The melanoma prognostic factor analysis in this report is the largest ever conducted and provides a solid evidence-based foundation for a revised melanoma staging system. This revised system will be valuable for improved prognostic information for the individual patient and for better comparison of results from melanoma clinical trials. Balch et al successfully combined prospective databases to provide a large number of patients for this analysis. In addition, the length of follow-up for these patients (73% for at least 5 years; 49 % for at least 10 years; and 14% for at least 20 years) allowed for meaning comparison of survival impacts of the prognostic factors in this study. Thus, the results from this analysis represent an important contribution to our staging of melanoma patients.
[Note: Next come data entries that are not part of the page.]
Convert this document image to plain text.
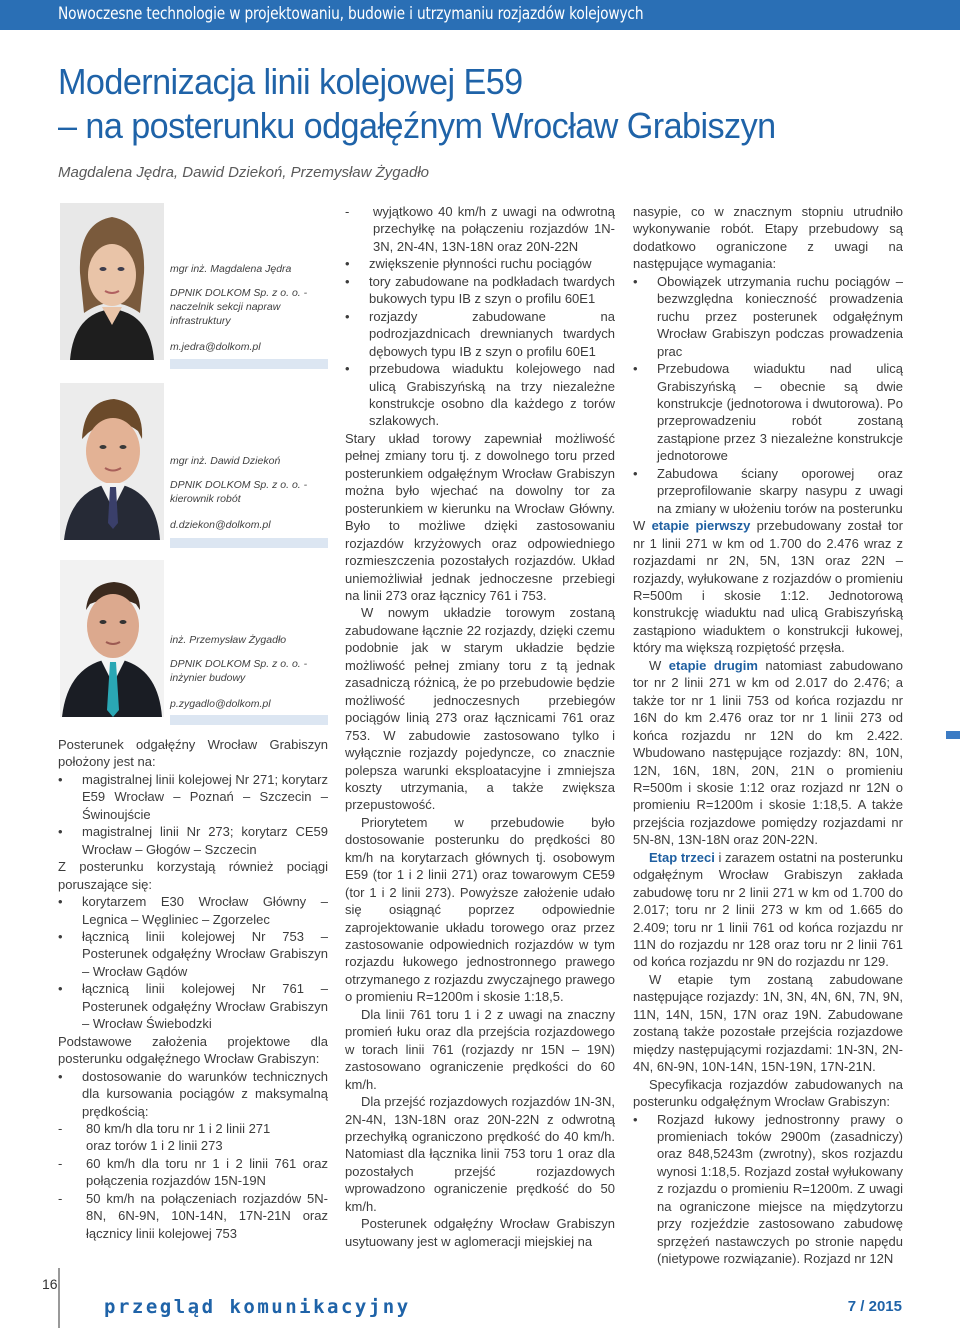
Nowoczesne technologie w projektowaniu, budowie i utrzymaniu rozjazdów kolejowych
Modernizacja linii kolejowej E59
– na posterunku odgałęźnym Wrocław Grabiszyn
Magdalena Jędra, Dawid Dziekoń, Przemysław Żygadło
mgr inż. Magdalena Jędra
DPNIK DOLKOM Sp. z o. o. - naczelnik sekcji napraw infrastruktury
m.jedra@dolkom.pl
mgr inż. Dawid Dziekoń
DPNIK DOLKOM Sp. z o. o. - kierownik robót
d.dziekon@dolkom.pl
inż. Przemysław Żygadło
DPNIK DOLKOM Sp. z o. o. - inżynier budowy
p.zygadlo@dolkom.pl

Posterunek odgałęźny Wrocław Grabiszyn położony jest na:

• magistralnej linii kolejowej Nr 271; korytarz E59 Wrocław – Poznań – Szczecin – Świnoujście
• magistralnej linii Nr 273; korytarz CE59 Wrocław – Głogów – Szczecin

Z posterunku korzystają również pociągi poruszające się:

• korytarzem E30 Wrocław Główny – Legnica – Węgliniec – Zgorzelec
• łącznicą linii kolejowej Nr 753 – Posterunek odgałęźny Wrocław Grabiszyn – Wrocław Gądów
• łącznicą linii kolejowej Nr 761 – Posterunek odgałęźny Wrocław Grabiszyn – Wrocław Świebodzki

Podstawowe założenia projektowe dla posterunku odgałęźnego Wrocław Grabiszyn:

• dostosowanie do warunków technicznych dla kursowania pociągów z maksymalną prędkością:
- 80 km/h dla toru nr 1 i 2 linii 271
oraz torów 1 i 2 linii 273
- 60 km/h dla toru nr 1 i 2 linii 761 oraz połączenia rozjazdów 15N-19N
- 50 km/h na połączeniach rozjazdów 5N-8N, 6N-9N, 10N-14N, 17N-21N oraz łącznicy linii kolejowej 753
- wyjątkowo 40 km/h z uwagi na odwrotną przechyłkę na połączeniu rozjazdów 1N-3N, 2N-4N, 13N-18N oraz 20N-22N
• zwiększenie płynności ruchu pociągów
• tory zabudowane na podkładach twardych bukowych typu IB z szyn o profilu 60E1
• rozjazdy zabudowane na podrozjazdnicach drewnianych twardych dębowych typu IB z szyn o profilu 60E1
• przebudowa wiaduktu kolejowego nad ulicą Grabiszyńską na trzy niezależne konstrukcje osobno dla każdego z torów szlakowych.

Stary układ torowy zapewniał możliwość pełnej zmiany toru tj. z dowolnego toru przed posterunkiem odgałęźnym Wrocław Grabiszyn można było wjechać na dowolny tor za posterunkiem w kierunku na Wrocław Główny. Było to możliwe dzięki zastosowaniu rozjazdów krzyżowych oraz odpowiedniego rozmieszczenia pozostałych rozjazdów. Układ uniemożliwiał jednak jednoczesne przebiegi na linii 273 oraz łącznicy 761 i 753.

W nowym układzie torowym zostaną zabudowane łącznie 22 rozjazdy, dzięki czemu podobnie jak w starym układzie będzie możliwość pełnej zmiany toru z tą jednak zasadniczą różnicą, że po przebudowie będzie możliwość jednoczesnych przebiegów pociągów linią 273 oraz łącznicami 761 oraz 753. W zabudowie zastosowano tylko i wyłącznie rozjazdy pojedyncze, co znacznie polepsza warunki eksploatacyjne i zmniejsza koszty utrzymania, a także zwiększa przepustowość.

Priorytetem w przebudowie było dostosowanie posterunku do prędkości 80 km/h na korytarzach głównych tj. osobowym E59 (tor 1 i 2 linii 271) oraz towarowym CE59 (tor 1 i 2 linii 273). Powyższe założenie udało się osiągnąć poprzez odpowiednie zaprojektowanie układu torowego oraz przez zastosowanie odpowiednich rozjazdów w tym rozjazdu łukowego jednostronnego prawego otrzymanego z rozjazdu zwyczajnego prawego o promieniu R=1200m i skosie 1:18,5.

Dla linii 761 toru 1 i 2 z uwagi na znaczny promień łuku oraz dla przejścia rozjazdowego w torach linii 761 (rozjazdy nr 15N – 19N) zastosowano ograniczenie prędkości do 60 km/h.

Dla przejść rozjazdowych rozjazdów 1N-3N, 2N-4N, 13N-18N oraz 20N-22N z odwrotną przechyłką ograniczono prędkość do 40 km/h. Natomiast dla łącznika linii 753 toru 1 oraz dla pozostałych przejść rozjazdowych wprowadzono ograniczenie prędkość do 50 km/h.

Posterunek odgałęźny Wrocław Grabiszyn usytuowany jest w aglomeracji miejskiej na

nasypie, co w znacznym stopniu utrudniło wykonywanie robót. Etapy przebudowy są dodatkowo ograniczone z uwagi na następujące wymagania:

• Obowiązek utrzymania ruchu pociągów – bezwzględna konieczność prowadzenia ruchu przez posterunek odgałęźnym Wrocław Grabiszyn podczas prowadzenia prac
• Przebudowa wiaduktu nad ulicą Grabiszyńską – obecnie są dwie konstrukcje (jednotorowa i dwutorowa). Po przeprowadzeniu robót zostaną zastąpione przez 3 niezależne konstrukcje jednotorowe
• Zabudowa ściany oporowej oraz przeprofilowanie skarpy nasypu z uwagi na zmiany w ułożeniu torów na posterunku

W etapie pierwszy przebudowany został tor nr 1 linii 271 w km od 1.700 do 2.476 wraz z rozjazdami nr 2N, 5N, 13N oraz 22N – rozjazdy, wyłukowane z rozjazdów o promieniu R=500m i skosie 1:12. Jednotorową konstrukcję wiaduktu nad ulicą Grabiszyńską zastąpiono wiaduktem o konstrukcji łukowej, który ma większą rozpiętość przęsła.

W etapie drugim natomiast zabudowano tor nr 2 linii 271 w km od 2.017 do 2.476; a także tor nr 1 linii 753 od końca rozjazdu nr 16N do km 2.476 oraz tor nr 1 linii 273 od końca rozjazdu nr 12N do km 2.422. Wbudowano następujące rozjazdy: 8N, 10N, 12N, 16N, 18N, 20N, 21N o promieniu R=500m i skosie 1:12 oraz rozjazd nr 12N o promieniu R=1200m i skosie 1:18,5. A także przejścia rozjazdowe pomiędzy rozjazdami nr 5N-8N, 13N-18N oraz 20N-22N.

Etap trzeci i zarazem ostatni na posterunku odgałęźnym Wrocław Grabiszyn zakłada zabudowę toru nr 2 linii 271 w km od 1.700 do 2.017; toru nr 2 linii 273 w km od 1.665 do 2.409; toru nr 1 linii 761 od końca rozjazdu nr 11N do rozjazdu nr 128 oraz toru nr 2 linii 761 od końca rozjazdu nr 9N do rozjazdu nr 129.

W etapie tym zostaną zabudowane następujące rozjazdy: 1N, 3N, 4N, 6N, 7N, 9N, 11N, 14N, 15N, 17N oraz 19N. Zabudowane zostaną także pozostałe przejścia rozjazdowe między następującymi rozjazdami: 1N-3N, 2N-4N, 6N-9N, 10N-14N, 15N-19N, 17N-21N.

Specyfikacja rozjazdów zabudowanych na posterunku odgałęźnym Wrocław Grabiszyn:

• Rozjazd łukowy jednostronny prawy o promieniach toków 2900m (zasadniczy) oraz 848,5243m (zwrotny), skos rozjazdu wynosi 1:18,5. Rozjazd został wyłukowany z rozjazdu o promieniu R=1200m. Z uwagi na ograniczone miejsce na międzytorzu przy rozjeździe zastosowano zabudowę sprzężeń nastawczych po stronie napędu (nietypowe rozwiązanie). Rozjazd nr 12N
16
przegląd komunikacyjny	7 / 2015
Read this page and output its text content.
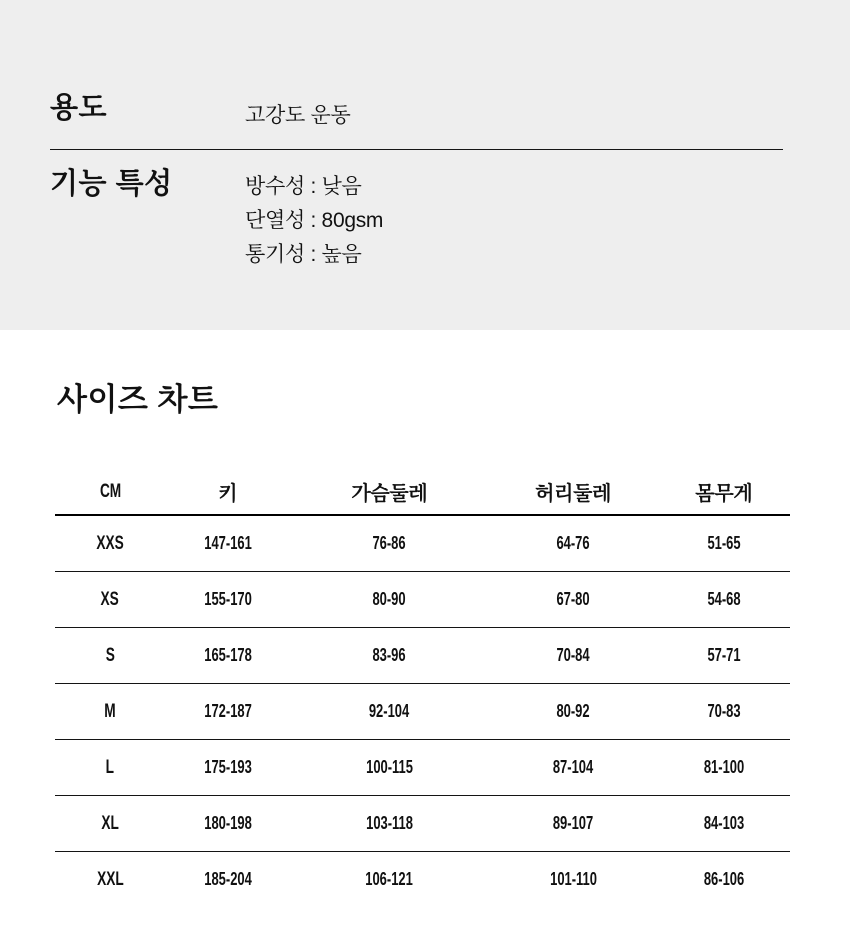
용도	고강도 운동
기능 특성	방수성 : 낮음
단열성 : 80gsm
통기성 : 높음
사이즈 차트
CM	키	가슴둘레	허리둘레	몸무게
XXS	147-161	76-86	64-76	51-65
XS	155-170	80-90	67-80	54-68
S	165-178	83-96	70-84	57-71
M	172-187	92-104	80-92	70-83
L	175-193	100-115	87-104	81-100
XL	180-198	103-118	89-107	84-103
XXL	185-204	106-121	101-110	86-106
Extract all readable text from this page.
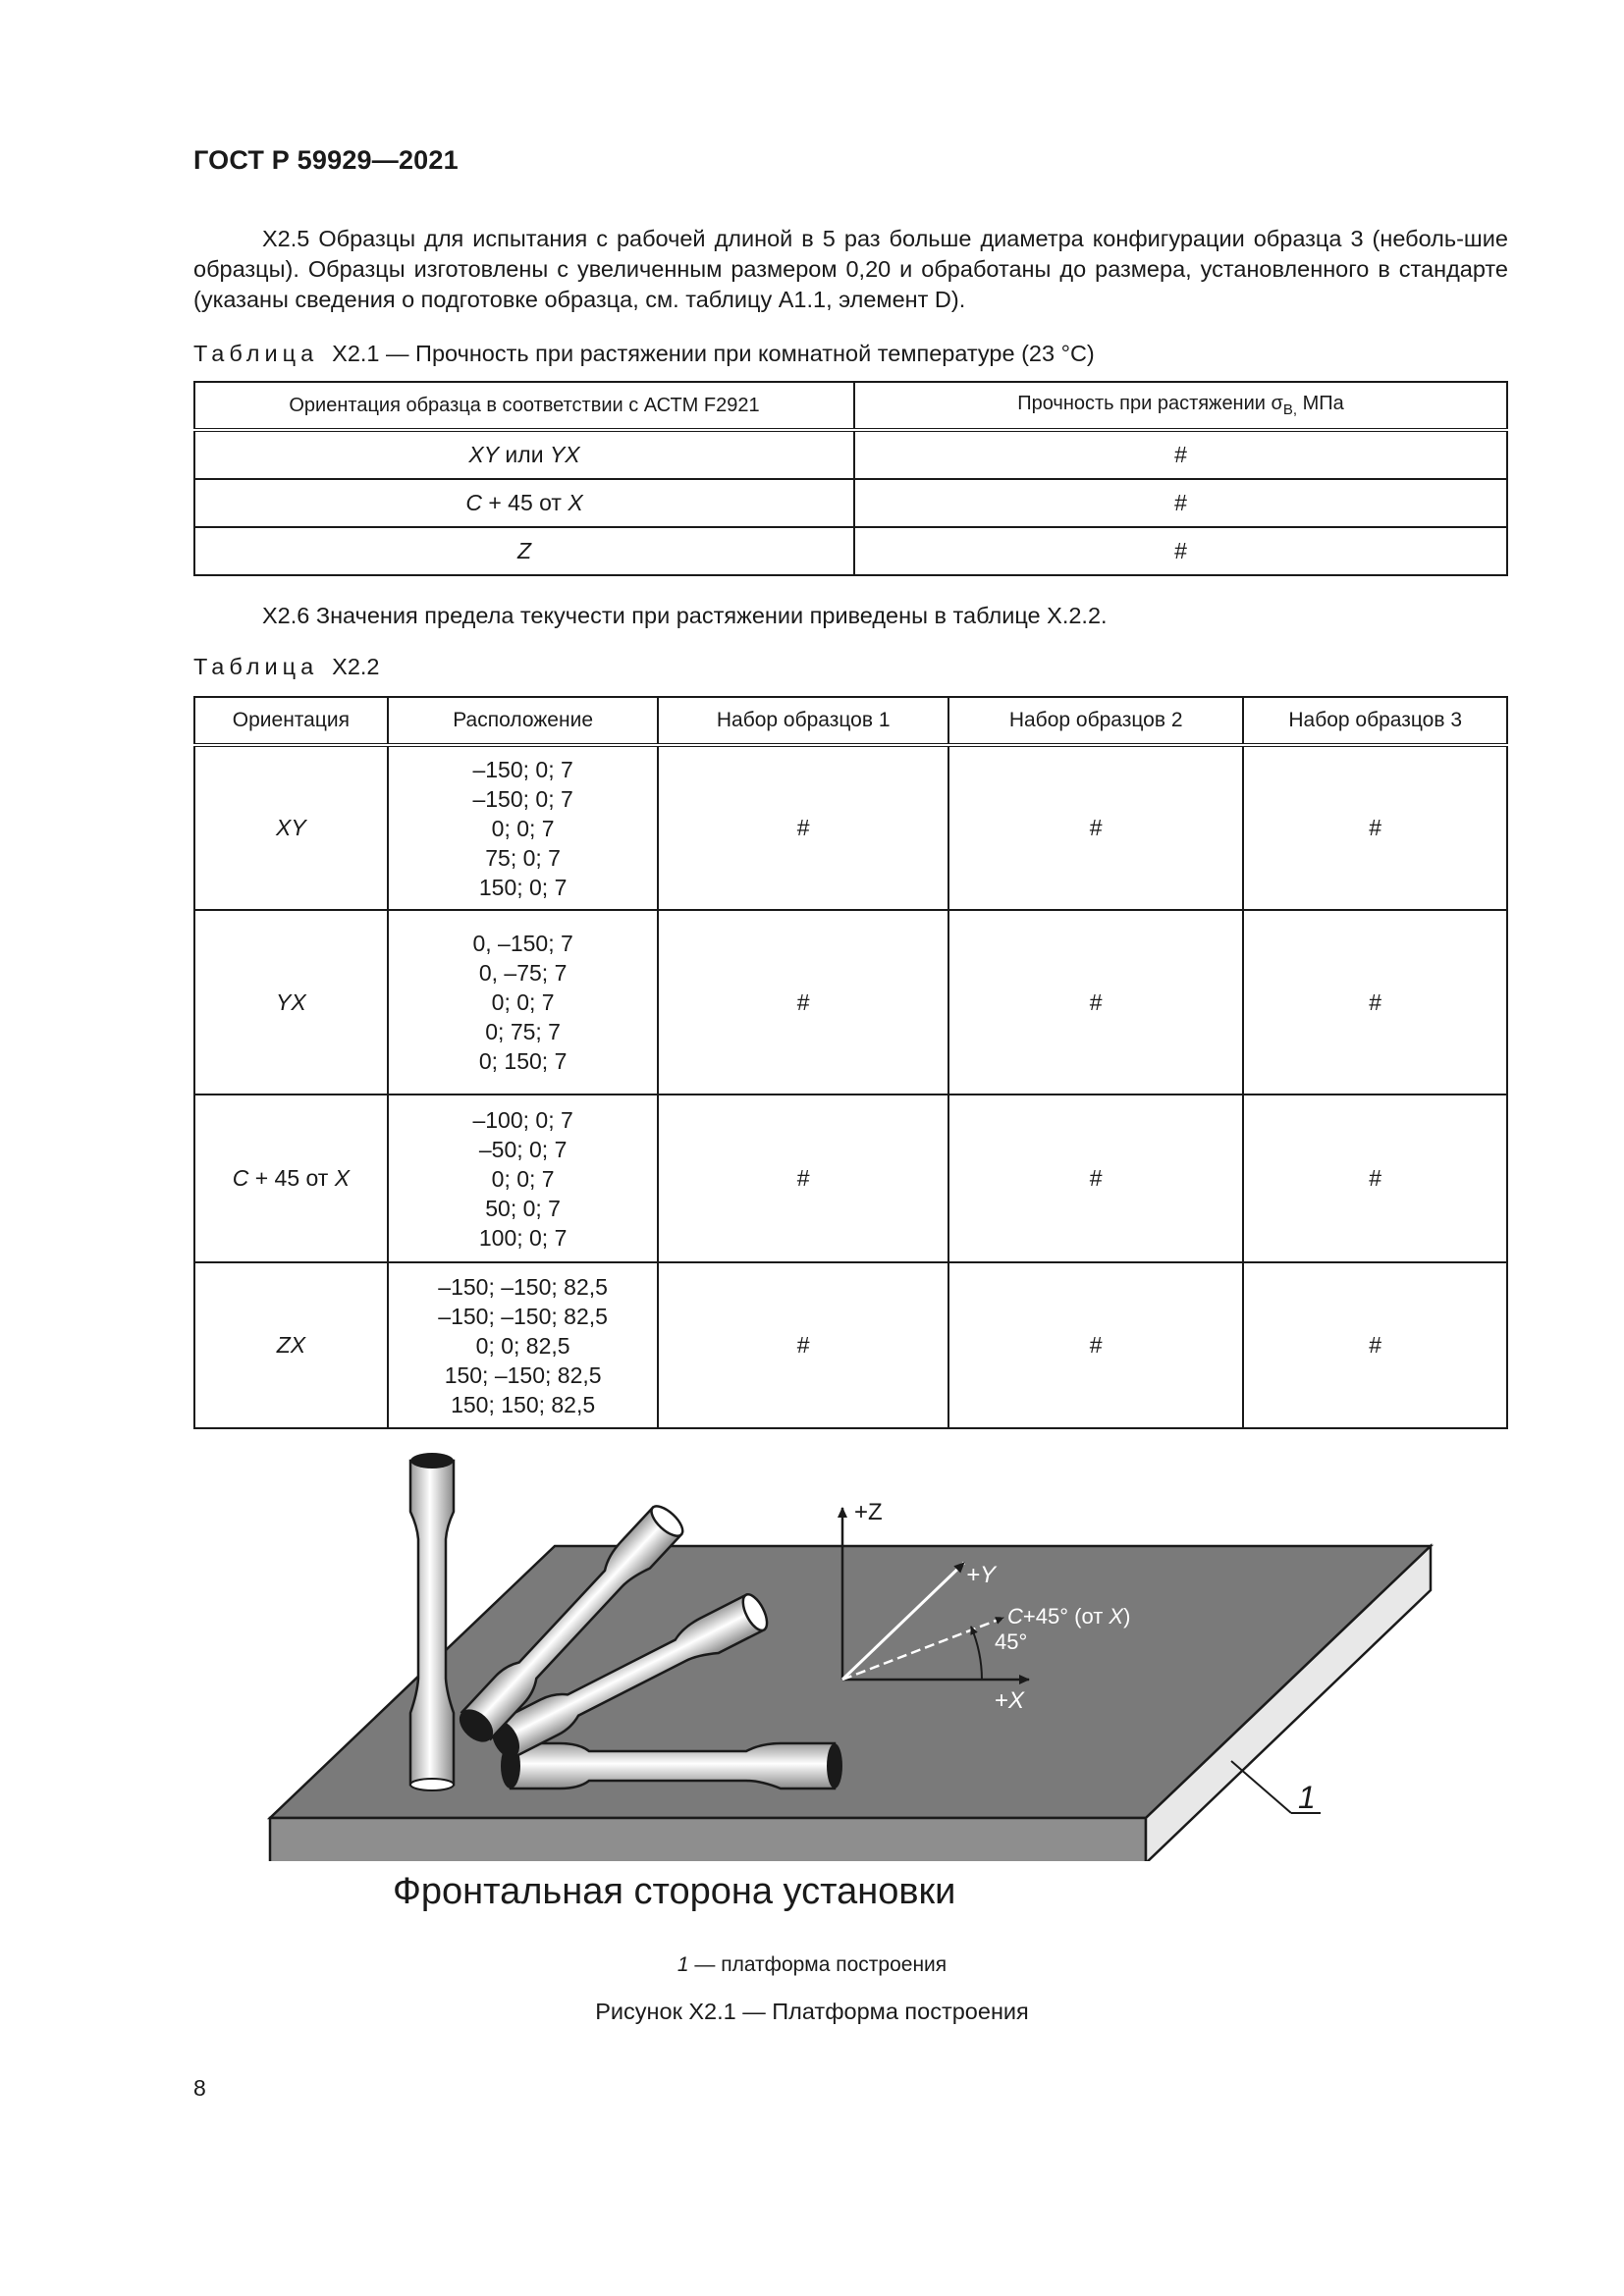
ГОСТ Р 59929—2021
X2.5 Образцы для испытания с рабочей длиной в 5 раз больше диаметра конфигурации образца 3 (неболь-шие образцы). Образцы изготовлены с увеличенным размером 0,20 и обработаны до размера, установленного в стандарте (указаны сведения о подготовке образца, см. таблицу A1.1, элемент D).
Таблица X2.1 — Прочность при растяжении при комнатной температуре (23 °С)
Ориентация образца в соответствии с АСТМ F2921	Прочность при растяжении $\sigma_{B,}$ МПа
XY или YX	#
C + 45 от X	#
Z	#
X2.6 Значения предела текучести при растяжении приведены в таблице X.2.2.
Таблица X2.2
Ориентация	Расположение	Набор образцов 1	Набор образцов 2	Набор образцов 3
XY	–150; 0; 7
–150; 0; 7
0; 0; 7
75; 0; 7
150; 0; 7	#	#	#
YX	0, –150; 7
0, –75; 7
0; 0; 7
0; 75; 7
0; 150; 7	#	#	#
C + 45 от X	–100; 0; 7
–50; 0; 7
0; 0; 7
50; 0; 7
100; 0; 7	#	#	#
ZX	–150; –150; 82,5
–150; –150; 82,5
0; 0; 82,5
150; –150; 82,5
150; 150; 82,5	#	#	#
1
+Z
+Y
+X
C+45° (от X)
45°
Фронтальная сторона установки
1 — платформа построения
Рисунок X2.1 — Платформа построения
8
The current study supports the powerful prognostic importance of ulceration of the primary melanoma. This variable of ulceration was important both for primary melanomas as well as for melanomas that had metastasized to the regional nodal basin. The biologic activity of an ulcerated melanoma has been compared to that of poorly differentiated cancers of other histologies and is considered to represent a characteristic of tumors with a greater capacity to metastasize.3 Ulceration is clearly identified as the second most important prognostic variable behind tumor thickness in predicting survival. Balch et al also clearly identify the prognostic importance of regional nodal characteristics of number of nodes and tumor burden. Patients with stage III disease represent a heterogeneous group of patients, and accurate comparison of stage III treatment trials will require an understanding of the number of involved lymph nodes, tumor burden, and presence of ulceration of the primary tumor. In addition, ongoing investigation may identify other factors potentially relevant to prognosis and staging of melanoma patients.4 Ongoing evidence-based analysis will be required of these new variables, and the current study provides a model for this type of analysis.

References

1. Stadelmann WK, et al. Prognostic Clinical and Pathologic Features. In: Balch, Houghton, Sober, Soong, eds. Cutaneous Melanomas. 3rd ed. St. Louis, Mo: Quality Medical Publishing;1998:11-35.

2. Buzaid AC, et al. J Clin Oncol. 1997;15:1039-1051.

3. Balch CM, et al. J Clin Oncol. 2001;19:3635-3648.

4. Bostick PJ, et al. J Clin Oncol. 1999;17:3238-3244.